そんな益体もないことを考えていたせいで、シルヴェストルは自分へ近付いてくる人影に気付くのが遅れてしまった。
そっと、頬に何か当たる。
「大丈夫ですか?」
それは、柔らかな髪だった。
「もしかして、本当に熱が……」
「ふえぁ!?!?!?」
シルヴェストルは、もう物凄く変な奇声を上げてしまった。顔が近い、近すぎるっ!!
そう、アワアワと動揺するだけのシルヴェストルに、ナディアはまた笑った。
「冗談です」
「ふぇ??」
今のシルヴェストルには、言われた意味すら分からなかった。
「ふふっ、本当に可愛らしいですね」
「かっ、可愛らしい!?」
もう、シルヴェストルの許容範囲は、とうに限界を超えている。
キュウ……と顔を真っ赤に染めたかと思えば、そのまま身体から力が抜けていく。後ろにいたラファエルとルシファーが慌てて体を支えた。
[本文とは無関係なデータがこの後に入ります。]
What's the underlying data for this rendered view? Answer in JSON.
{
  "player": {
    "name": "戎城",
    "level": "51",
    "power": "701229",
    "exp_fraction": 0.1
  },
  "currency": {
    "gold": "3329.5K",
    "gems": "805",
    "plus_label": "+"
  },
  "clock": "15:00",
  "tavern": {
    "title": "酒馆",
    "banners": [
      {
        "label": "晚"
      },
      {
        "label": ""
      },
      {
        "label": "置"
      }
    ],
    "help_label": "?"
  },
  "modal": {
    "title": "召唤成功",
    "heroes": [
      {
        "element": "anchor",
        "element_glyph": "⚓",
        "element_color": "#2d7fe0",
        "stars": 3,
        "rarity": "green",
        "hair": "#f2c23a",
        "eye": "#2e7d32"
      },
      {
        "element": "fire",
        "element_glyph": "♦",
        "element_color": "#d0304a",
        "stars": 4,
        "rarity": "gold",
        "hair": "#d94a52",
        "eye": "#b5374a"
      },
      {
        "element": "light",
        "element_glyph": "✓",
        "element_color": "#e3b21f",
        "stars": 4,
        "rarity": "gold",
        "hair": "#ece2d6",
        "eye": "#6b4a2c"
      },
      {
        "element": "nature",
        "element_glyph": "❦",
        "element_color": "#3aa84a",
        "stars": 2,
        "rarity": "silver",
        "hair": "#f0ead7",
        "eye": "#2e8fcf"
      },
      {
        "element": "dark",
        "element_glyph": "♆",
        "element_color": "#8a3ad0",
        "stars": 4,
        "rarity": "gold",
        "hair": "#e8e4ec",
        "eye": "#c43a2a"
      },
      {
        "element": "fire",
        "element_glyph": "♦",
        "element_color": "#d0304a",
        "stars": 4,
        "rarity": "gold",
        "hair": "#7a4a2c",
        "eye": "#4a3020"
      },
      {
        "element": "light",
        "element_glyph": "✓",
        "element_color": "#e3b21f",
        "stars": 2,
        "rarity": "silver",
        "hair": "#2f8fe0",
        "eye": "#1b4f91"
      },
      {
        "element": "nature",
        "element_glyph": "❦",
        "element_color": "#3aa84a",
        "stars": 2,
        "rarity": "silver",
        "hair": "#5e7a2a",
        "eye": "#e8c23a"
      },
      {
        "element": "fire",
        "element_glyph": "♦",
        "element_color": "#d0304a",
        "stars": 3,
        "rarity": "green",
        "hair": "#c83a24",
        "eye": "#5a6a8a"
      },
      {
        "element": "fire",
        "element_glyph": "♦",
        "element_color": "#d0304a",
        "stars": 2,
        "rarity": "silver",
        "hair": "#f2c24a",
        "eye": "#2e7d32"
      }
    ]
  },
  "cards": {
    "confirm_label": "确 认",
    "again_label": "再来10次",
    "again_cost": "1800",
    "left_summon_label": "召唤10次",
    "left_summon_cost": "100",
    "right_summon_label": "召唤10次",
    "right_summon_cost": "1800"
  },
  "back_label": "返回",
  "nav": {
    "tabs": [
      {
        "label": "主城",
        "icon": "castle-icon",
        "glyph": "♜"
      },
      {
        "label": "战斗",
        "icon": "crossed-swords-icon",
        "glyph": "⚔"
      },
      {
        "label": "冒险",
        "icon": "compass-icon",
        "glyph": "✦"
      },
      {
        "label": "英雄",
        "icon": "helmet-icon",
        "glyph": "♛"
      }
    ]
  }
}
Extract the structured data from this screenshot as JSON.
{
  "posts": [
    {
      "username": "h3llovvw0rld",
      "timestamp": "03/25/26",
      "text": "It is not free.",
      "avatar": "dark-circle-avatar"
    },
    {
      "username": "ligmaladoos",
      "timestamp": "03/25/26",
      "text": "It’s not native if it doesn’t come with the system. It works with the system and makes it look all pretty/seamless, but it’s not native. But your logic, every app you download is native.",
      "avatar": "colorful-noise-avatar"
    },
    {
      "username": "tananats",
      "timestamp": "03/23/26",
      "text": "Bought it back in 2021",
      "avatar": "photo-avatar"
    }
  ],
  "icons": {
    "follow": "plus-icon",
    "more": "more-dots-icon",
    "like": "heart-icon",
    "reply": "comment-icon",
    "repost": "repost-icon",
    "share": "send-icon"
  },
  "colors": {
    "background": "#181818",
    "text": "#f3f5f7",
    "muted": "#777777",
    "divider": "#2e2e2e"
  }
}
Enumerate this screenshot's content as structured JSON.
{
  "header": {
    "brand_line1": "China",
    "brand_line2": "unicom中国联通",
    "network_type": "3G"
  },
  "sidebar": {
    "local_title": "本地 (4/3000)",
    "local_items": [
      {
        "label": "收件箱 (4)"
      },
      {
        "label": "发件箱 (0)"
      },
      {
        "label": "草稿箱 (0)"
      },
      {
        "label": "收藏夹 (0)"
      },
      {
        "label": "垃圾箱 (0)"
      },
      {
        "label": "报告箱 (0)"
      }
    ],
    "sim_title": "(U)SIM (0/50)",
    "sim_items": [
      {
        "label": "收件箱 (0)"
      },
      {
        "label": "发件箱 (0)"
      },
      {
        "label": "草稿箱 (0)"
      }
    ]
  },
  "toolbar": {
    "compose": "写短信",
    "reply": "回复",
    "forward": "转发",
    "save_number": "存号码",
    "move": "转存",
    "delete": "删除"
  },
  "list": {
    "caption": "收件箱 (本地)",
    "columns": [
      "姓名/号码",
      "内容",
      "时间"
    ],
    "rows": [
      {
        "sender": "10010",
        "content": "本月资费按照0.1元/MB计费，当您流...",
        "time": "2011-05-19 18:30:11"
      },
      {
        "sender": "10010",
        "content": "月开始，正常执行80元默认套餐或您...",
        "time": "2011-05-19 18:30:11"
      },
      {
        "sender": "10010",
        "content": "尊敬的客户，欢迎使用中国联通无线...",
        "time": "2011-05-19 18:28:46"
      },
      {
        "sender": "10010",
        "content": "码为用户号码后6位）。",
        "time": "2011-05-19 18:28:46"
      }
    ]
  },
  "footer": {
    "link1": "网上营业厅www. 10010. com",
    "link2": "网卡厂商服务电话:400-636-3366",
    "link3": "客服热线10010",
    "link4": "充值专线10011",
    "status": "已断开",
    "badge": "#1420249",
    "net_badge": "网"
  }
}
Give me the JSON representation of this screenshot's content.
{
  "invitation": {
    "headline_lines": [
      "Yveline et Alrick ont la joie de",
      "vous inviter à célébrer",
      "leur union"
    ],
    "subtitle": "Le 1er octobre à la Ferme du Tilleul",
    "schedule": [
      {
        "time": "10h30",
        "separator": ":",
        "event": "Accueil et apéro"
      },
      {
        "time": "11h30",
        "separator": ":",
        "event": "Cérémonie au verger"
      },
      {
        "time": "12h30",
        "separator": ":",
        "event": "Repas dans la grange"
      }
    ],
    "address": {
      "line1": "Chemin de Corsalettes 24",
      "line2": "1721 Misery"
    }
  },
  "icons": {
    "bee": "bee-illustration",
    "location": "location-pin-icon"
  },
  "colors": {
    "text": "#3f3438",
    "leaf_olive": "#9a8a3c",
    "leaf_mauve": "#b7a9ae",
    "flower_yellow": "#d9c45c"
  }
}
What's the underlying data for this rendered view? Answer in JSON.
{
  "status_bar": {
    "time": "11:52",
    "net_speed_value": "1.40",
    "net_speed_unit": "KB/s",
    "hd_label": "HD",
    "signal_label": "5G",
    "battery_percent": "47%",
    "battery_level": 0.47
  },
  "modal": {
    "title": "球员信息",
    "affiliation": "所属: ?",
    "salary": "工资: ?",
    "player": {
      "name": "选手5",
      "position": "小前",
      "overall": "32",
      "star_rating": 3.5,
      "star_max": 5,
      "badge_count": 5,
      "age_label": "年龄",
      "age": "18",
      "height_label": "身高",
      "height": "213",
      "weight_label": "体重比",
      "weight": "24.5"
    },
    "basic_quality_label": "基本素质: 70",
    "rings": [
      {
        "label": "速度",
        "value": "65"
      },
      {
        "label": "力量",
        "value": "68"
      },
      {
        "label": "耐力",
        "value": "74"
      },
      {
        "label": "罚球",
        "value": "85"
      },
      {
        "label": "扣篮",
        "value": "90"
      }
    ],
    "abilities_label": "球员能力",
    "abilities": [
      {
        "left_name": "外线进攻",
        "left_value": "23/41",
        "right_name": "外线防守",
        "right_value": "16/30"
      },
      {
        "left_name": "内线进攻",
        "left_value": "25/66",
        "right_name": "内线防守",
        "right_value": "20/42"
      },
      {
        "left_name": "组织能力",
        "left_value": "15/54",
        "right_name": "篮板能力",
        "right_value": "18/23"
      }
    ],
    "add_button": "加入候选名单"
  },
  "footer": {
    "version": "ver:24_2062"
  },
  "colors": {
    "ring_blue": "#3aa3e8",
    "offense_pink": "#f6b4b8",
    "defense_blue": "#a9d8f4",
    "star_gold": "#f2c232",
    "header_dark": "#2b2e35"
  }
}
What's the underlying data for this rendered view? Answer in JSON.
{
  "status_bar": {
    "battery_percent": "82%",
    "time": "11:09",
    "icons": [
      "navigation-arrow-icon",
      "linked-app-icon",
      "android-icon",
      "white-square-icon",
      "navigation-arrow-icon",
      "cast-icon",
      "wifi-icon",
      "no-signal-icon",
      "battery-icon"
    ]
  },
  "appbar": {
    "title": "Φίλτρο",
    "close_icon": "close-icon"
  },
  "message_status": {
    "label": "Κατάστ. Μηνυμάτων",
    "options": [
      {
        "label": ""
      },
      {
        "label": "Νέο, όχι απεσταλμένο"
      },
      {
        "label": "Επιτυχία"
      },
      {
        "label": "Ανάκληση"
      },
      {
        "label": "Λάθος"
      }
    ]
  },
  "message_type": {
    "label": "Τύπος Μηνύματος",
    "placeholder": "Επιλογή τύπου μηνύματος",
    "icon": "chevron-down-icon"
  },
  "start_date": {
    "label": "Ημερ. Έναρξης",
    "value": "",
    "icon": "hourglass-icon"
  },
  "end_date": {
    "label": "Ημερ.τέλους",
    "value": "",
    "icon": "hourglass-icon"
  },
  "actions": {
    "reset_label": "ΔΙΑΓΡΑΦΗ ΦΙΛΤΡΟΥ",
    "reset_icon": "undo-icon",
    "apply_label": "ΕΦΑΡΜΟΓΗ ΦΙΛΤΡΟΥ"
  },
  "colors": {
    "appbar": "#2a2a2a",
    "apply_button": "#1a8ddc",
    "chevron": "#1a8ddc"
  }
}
頭上に『?』を沢山浮かべているプロスペールを横目に、マエルは問う。この場へ来た時には〝全て〟を分かっていた彼女へ。
「ちなみに、いつ気が付いたんです?」
「つい最近です。何だか殿下からの見舞品が多いなって、疑問に思ったときに」
「えー? ナディアってまさか意地悪なタイプ?」
「そこまででは……。でもまあ、いささか悪戯が過ぎたかもしれませんね、ジュード様」
「まっ、待てナディア! 俺は何にも分からないんだが!?」
「お兄様は昔から鈍感ですもの。かくいうわたくしも、人のことはあまり言えませんけれど」
「大丈夫ですか、殿下。お水を出しましょうか?」
「テオドールはベッドみたいにふかふかな結界出して。モンテスキュー家だし、得意でしょ?」
「そんな無茶言わないでくださいよ、ルシファー様。まあ、出せますけど」
「意識はありますか、シル様?」
ラファエルに覗き込まれたシルヴェストルは、僅かに震える唇から、うぁ……と間の抜けた声を漏らした。
シルヴェストルの脳裏を駆け巡るのは、たった一つの事実だった。
――私の気持ちが、ナディア嬢に気付かれてる、だと……?
王太子としての威厳も、神童としての矜持も、この瞬間だけは綺麗さっぱり消え失せていた。
ちなみに私は、女の子の方が一枚上手で、男の子がドギマギしながら振り回される関係が大好物です。
……ええ、つまり今回の二人ですね。